Práticas antigas da politica vêm sendo mantidas pelos governos que seguiram e criticavam os governos militares. E algo surpreendente tem acontecido. Parecia inconcebível a nós, filhotes da ditadura, que algum dia o golpe pudesse ser ressignificado como algo positivo. Mas, nesta comemoração de 50 anos, não faltam revisões a elogiá-la, considerá-la inevitável e tentar reduzir a violência de Estado a situações patológicas isoladas. Em depoimentos à Comissão da verdade, ouvimos generais se referindo com verdadeiro orgulho e sentimento de dever cumprido ao justificar o golpe e seu recrudescimento em 68.

Hoje, não há uma versão dominante e única da história a ser contada. Vá lá, é melhor assim, também. A ditatura é sempre uma vitória do “um”, mesmo que seja um dos nossos. Assim, vale pagar o preço de engolirmos a diferença, mesmo que nos pareça irracional e ofensiva.

O período pós-ditadura trouxe uma estabilidade benvinda, e uma grande dissolução de utopias. Ficar sem ilusões e cair na real tende a ser até bom, o medo é que elas renasçam justamente na direção de quem bota a tropa na rua. Por outro lado, sabemos que o equivalente atual das ditaduras são o poder de controle da mídia e da opinião pública, o monitoramento constante de nossos movimentos reais e virtuais (e bancários). No momento, tenho mais medo dos “nerds” criadores de mídias sociais que de um golpe militar.

Os filhotes dos anos 90 não tem como saber em primeira pessoa o que foi aquela experiência. Eles não imaginam o que seja ter um parente desaparecido, cantar o hino em clima nazi toda manhã antes da aula e ver antes de cada filme na tv e cinema o documento assinado por uma certa Solange: uma liberação pela censura federal. E eles não podem imaginar que os hoje inimigos- ambos andando de chapa branca- PT e PSDB já foram importantes aliados contra a ditadura e, mais que isso, já encarnaram a esperança e a mudança.

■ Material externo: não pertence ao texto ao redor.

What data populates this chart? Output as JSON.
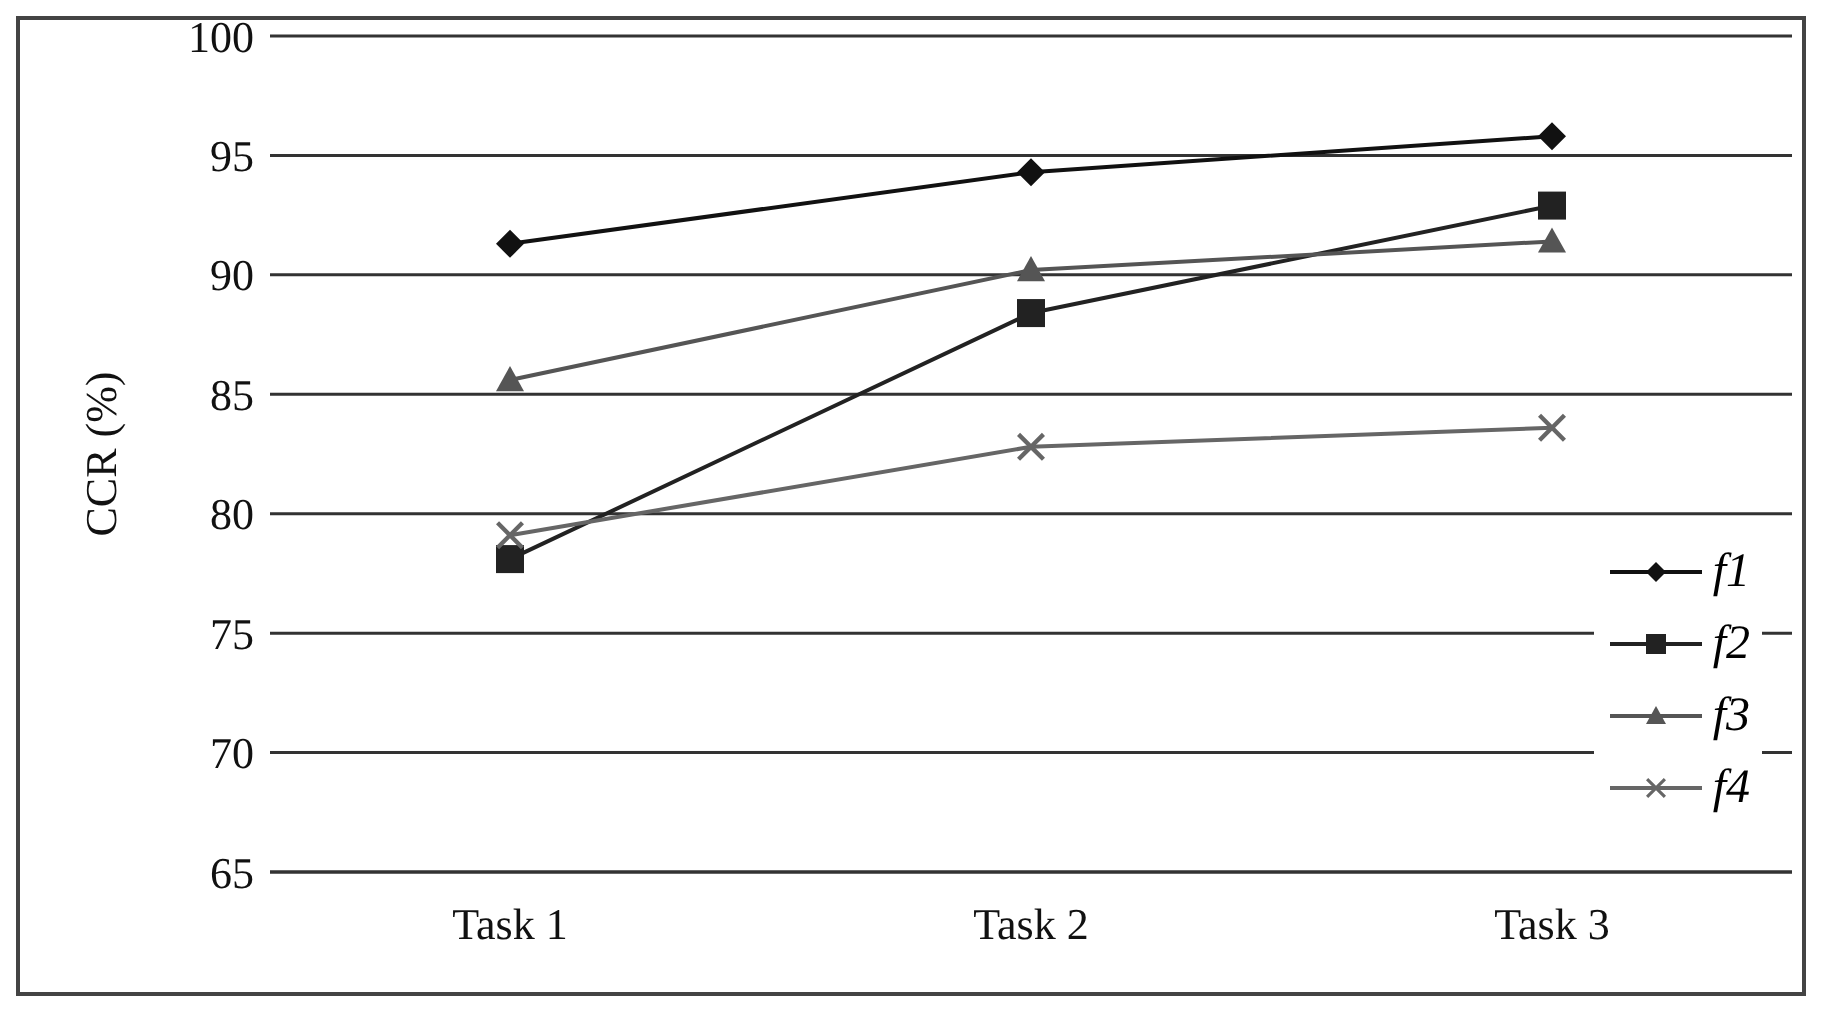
{
  "chart_data": {
    "type": "line",
    "ylabel": "CCR (%)",
    "categories": [
      "Task 1",
      "Task 2",
      "Task 3"
    ],
    "series": [
      {
        "name": "f1",
        "color": "#111111",
        "marker": "diamond",
        "values": [
          91.3,
          94.3,
          95.8
        ]
      },
      {
        "name": "f2",
        "color": "#222222",
        "marker": "square",
        "values": [
          78.1,
          88.4,
          92.9
        ]
      },
      {
        "name": "f3",
        "color": "#555555",
        "marker": "triangle",
        "values": [
          85.6,
          90.2,
          91.4
        ]
      },
      {
        "name": "f4",
        "color": "#666666",
        "marker": "cross",
        "values": [
          79.1,
          82.8,
          83.6
        ]
      }
    ],
    "ylim": [
      65,
      100
    ],
    "yticks": [
      65,
      70,
      75,
      80,
      85,
      90,
      95,
      100
    ],
    "grid": "y",
    "legend": "bottom right",
    "line_style": "solid"
  }
}
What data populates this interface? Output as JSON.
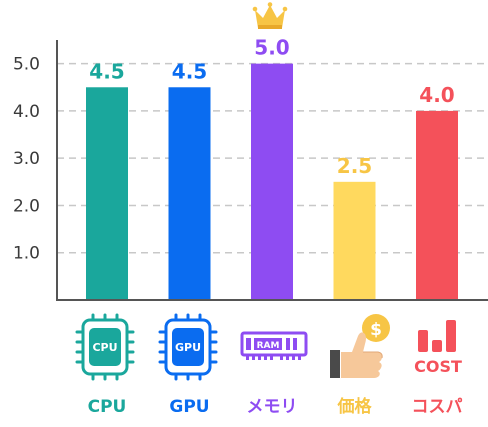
{
  "chart_data": {
    "type": "bar",
    "categories": [
      "CPU",
      "GPU",
      "メモリ",
      "価格",
      "コスパ"
    ],
    "values": [
      4.5,
      4.5,
      5.0,
      2.5,
      4.0
    ],
    "value_labels": [
      "4.5",
      "4.5",
      "5.0",
      "2.5",
      "4.0"
    ],
    "colors": [
      "#1aa79c",
      "#0a6cf0",
      "#8e4cf2",
      "#ffd95e",
      "#f4515a"
    ],
    "label_colors": [
      "#1aa79c",
      "#0a6cf0",
      "#8e4cf2",
      "#f7c545",
      "#f4515a"
    ],
    "ylim": [
      0,
      5.5
    ],
    "yticks": [
      1.0,
      2.0,
      3.0,
      4.0,
      5.0
    ],
    "ytick_labels": [
      "1.0",
      "2.0",
      "3.0",
      "4.0",
      "5.0"
    ],
    "grid": true,
    "title": "",
    "xlabel": "",
    "ylabel": ""
  },
  "icons": {
    "cpu": {
      "name": "cpu-chip-icon",
      "text": "CPU"
    },
    "gpu": {
      "name": "gpu-chip-icon",
      "text": "GPU"
    },
    "ram": {
      "name": "ram-module-icon",
      "text": "RAM"
    },
    "price": {
      "name": "thumbs-up-coin-icon",
      "text": "$"
    },
    "cost": {
      "name": "cost-bars-icon",
      "text": "COST"
    },
    "crown": {
      "name": "crown-icon"
    }
  }
}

Em Junho do ano passado, os filhotes dos filhotes da ditadura (sempre acusados de alienados) foram em massa para as ruas. Como não há um inimigo bem definido, suas demandas eram difusas. Eles conheceram a força da repressão e o movimento cresceu em reação a ela. Entre a conquista de algumas bandeiras, a violência infiltrada no movimento e as férias de julho, nosso velho e indeciso gigante cochilou de novo.

50 anos do golpe de 64; 64 anos desde a última copa no Brasil. Que os resultados de ambos não se repitam.